Human cell lines were seeded in 96-well plates at a density of 5.0 × 10³ (HCT116, HuH-7, A375, HT-29, SW837, MDA-MB-468, SF-268 and LS-1034), and 1.0 × 10⁴ (HFF-1) cells/well, and allowed to adhere for 24 h. Cells were treated with serial dilutions of compounds for additional 48 h. The effect on cell proliferation was measured by sulforhodamine B (SRB) assay, as described [37], and IC₅₀ (concentration that causes 50% growth inhibition) values were determined for each cell line using the GraphPad Prism software (version 6.0, GraphPad, San Diego, CA, USA).

4. Conclusions

A series of new semi-synthetic aminocarbazoles derived from carbazoles natural products was successfully obtained and evaluated regarding the in vitro tumor growth inhibition activity and potential ability to activate p53 of the compounds.

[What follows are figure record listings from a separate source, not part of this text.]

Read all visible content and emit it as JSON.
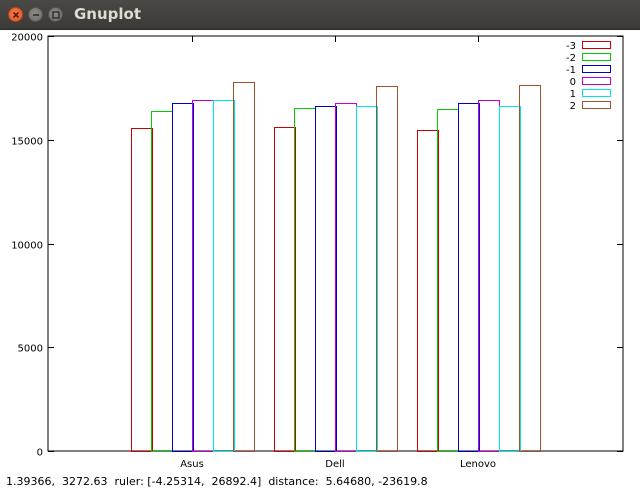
{
  "window": {
    "title": "Gnuplot",
    "buttons": {
      "close": "close",
      "minimize": "minimize",
      "maximize": "maximize"
    }
  },
  "status_bar": {
    "text": "1.39366,  3272.63  ruler: [-4.25314,  26892.4]  distance:  5.64680, -23619.8"
  },
  "chart_data": {
    "type": "bar",
    "title": "",
    "xlabel": "",
    "ylabel": "",
    "ylim": [
      0,
      20000
    ],
    "yticks": [
      0,
      5000,
      10000,
      15000,
      20000
    ],
    "categories": [
      "Asus",
      "Dell",
      "Lenovo"
    ],
    "grid": false,
    "legend_position": "top-right",
    "series": [
      {
        "name": "-3",
        "color": "#cc0000",
        "values": [
          15550,
          15630,
          15450
        ]
      },
      {
        "name": "-2",
        "color": "#00cc00",
        "values": [
          16400,
          16550,
          16500
        ]
      },
      {
        "name": "-1",
        "color": "#0000cc",
        "values": [
          16750,
          16650,
          16750
        ]
      },
      {
        "name": "0",
        "color": "#cc00cc",
        "values": [
          16900,
          16750,
          16900
        ]
      },
      {
        "name": "1",
        "color": "#00e5e5",
        "values": [
          16900,
          16650,
          16650
        ]
      },
      {
        "name": "2",
        "color": "#a0522d",
        "values": [
          17800,
          17600,
          17650
        ]
      }
    ]
  }
}
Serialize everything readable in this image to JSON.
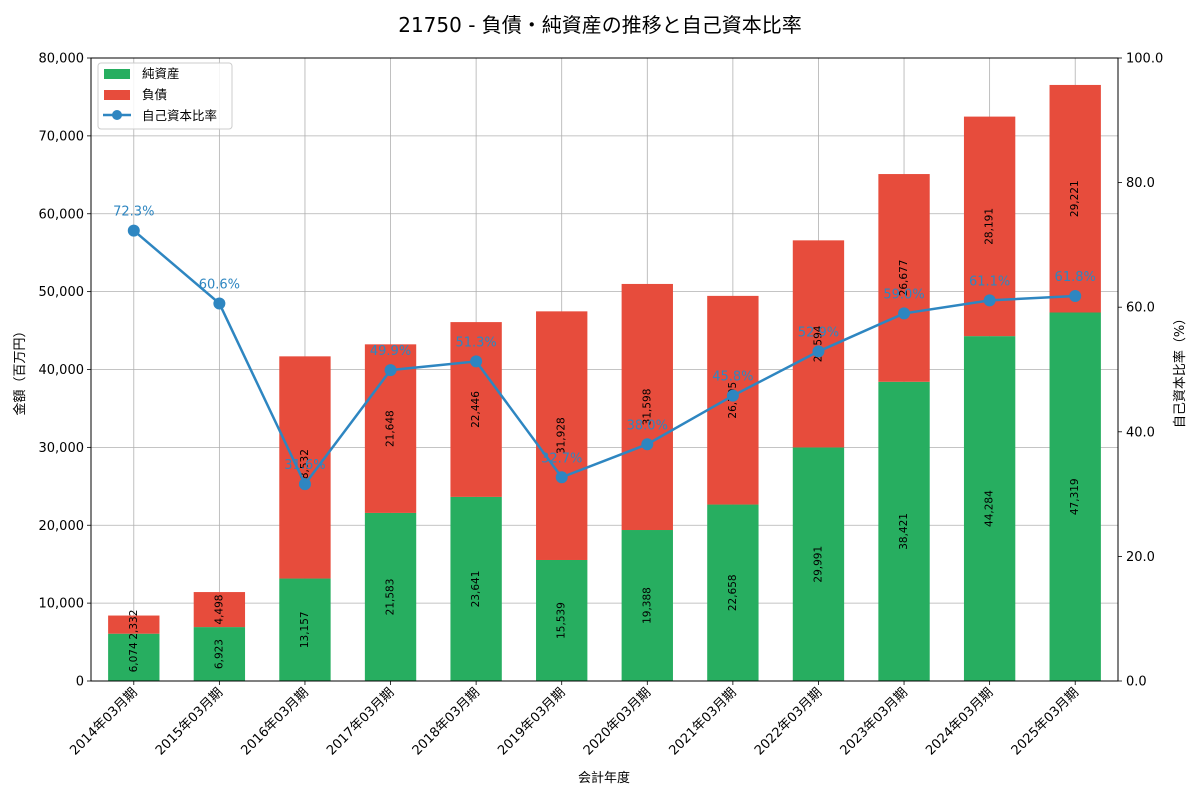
{
  "chart_data": {
    "type": "bar",
    "stacked": true,
    "title": "21750 - 負債・純資産の推移と自己資本比率",
    "xlabel": "会計年度",
    "ylabel": "金額（百万円）",
    "y2label": "自己資本比率（%）",
    "ylim": [
      0,
      80000
    ],
    "y2lim": [
      0,
      100
    ],
    "yticks": [
      "0",
      "10,000",
      "20,000",
      "30,000",
      "40,000",
      "50,000",
      "60,000",
      "70,000",
      "80,000"
    ],
    "y2ticks": [
      "0.0",
      "20.0",
      "40.0",
      "60.0",
      "80.0",
      "100.0"
    ],
    "grid": true,
    "legend_position": "top-left",
    "categories": [
      "2014年03月期",
      "2015年03月期",
      "2016年03月期",
      "2017年03月期",
      "2018年03月期",
      "2019年03月期",
      "2020年03月期",
      "2021年03月期",
      "2022年03月期",
      "2023年03月期",
      "2024年03月期",
      "2025年03月期"
    ],
    "series": [
      {
        "name": "純資産",
        "color": "#27ae60",
        "values": [
          6074,
          6923,
          13157,
          21583,
          23641,
          15539,
          19388,
          22658,
          29991,
          38421,
          44284,
          47319
        ],
        "labels": [
          "6,074",
          "6,923",
          "13,157",
          "21,583",
          "23,641",
          "15,539",
          "19,388",
          "22,658",
          "29,991",
          "38,421",
          "44,284",
          "47,319"
        ]
      },
      {
        "name": "負債",
        "color": "#e74c3c",
        "values": [
          2332,
          4498,
          28532,
          21648,
          22446,
          31928,
          31598,
          26795,
          26594,
          26677,
          28191,
          29221
        ],
        "labels": [
          "2,332",
          "4,498",
          "28,532",
          "21,648",
          "22,446",
          "31,928",
          "31,598",
          "26,795",
          "26,594",
          "26,677",
          "28,191",
          "29,221"
        ]
      },
      {
        "name": "自己資本比率",
        "color": "#2e86c1",
        "type": "line",
        "axis": "right",
        "values": [
          72.3,
          60.6,
          31.6,
          49.9,
          51.3,
          32.7,
          38.0,
          45.8,
          52.9,
          59.0,
          61.1,
          61.8
        ],
        "labels": [
          "72.3%",
          "60.6%",
          "31.6%",
          "49.9%",
          "51.3%",
          "32.7%",
          "38.0%",
          "45.8%",
          "52.9%",
          "59.0%",
          "61.1%",
          "61.8%"
        ]
      }
    ]
  }
}
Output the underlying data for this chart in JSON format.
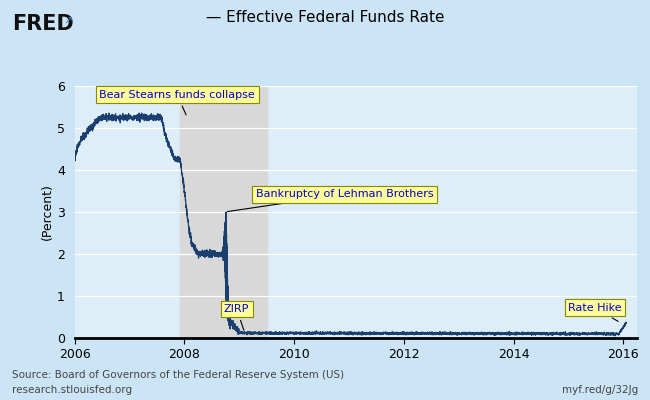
{
  "title_line": "— Effective Federal Funds Rate",
  "ylabel": "(Percent)",
  "source_line1": "Source: Board of Governors of the Federal Reserve System (US)",
  "source_line2": "research.stlouisfed.org",
  "source_right": "myf.red/g/32Jg",
  "bg_color": "#cce5f6",
  "plot_bg_color": "#ddeef8",
  "line_color": "#1a3f6f",
  "recession_color": "#d8d8d8",
  "recession_start": 2007.92,
  "recession_end": 2009.5,
  "ylim": [
    0,
    6
  ],
  "xlim_start": 2006.0,
  "xlim_end": 2016.25,
  "xticks": [
    2006,
    2008,
    2010,
    2012,
    2014,
    2016
  ],
  "yticks": [
    0,
    1,
    2,
    3,
    4,
    5,
    6
  ],
  "annot_facecolor": "#ffff99",
  "annot_edgecolor": "#888800",
  "annot_textcolor": "#0000cc",
  "fred_color": "#111111"
}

The results revealed a modest tumor growth inhibitory activity and no selectivity to the p53 pathway, in human tumor cells for the natural products heptaphylline (1), 7-methoxy-heptaphylline (2), and 7-methoxy-mukonal (3). Despite this, the results obtained indicate that aminocarbazole semi-synthetic derivatives, particularly 3-(p-fluoro)aminoheptaphylline (1d), may represent a promising starting point to search for new mutant p53-reactivating agents with promising application in cancer therapy.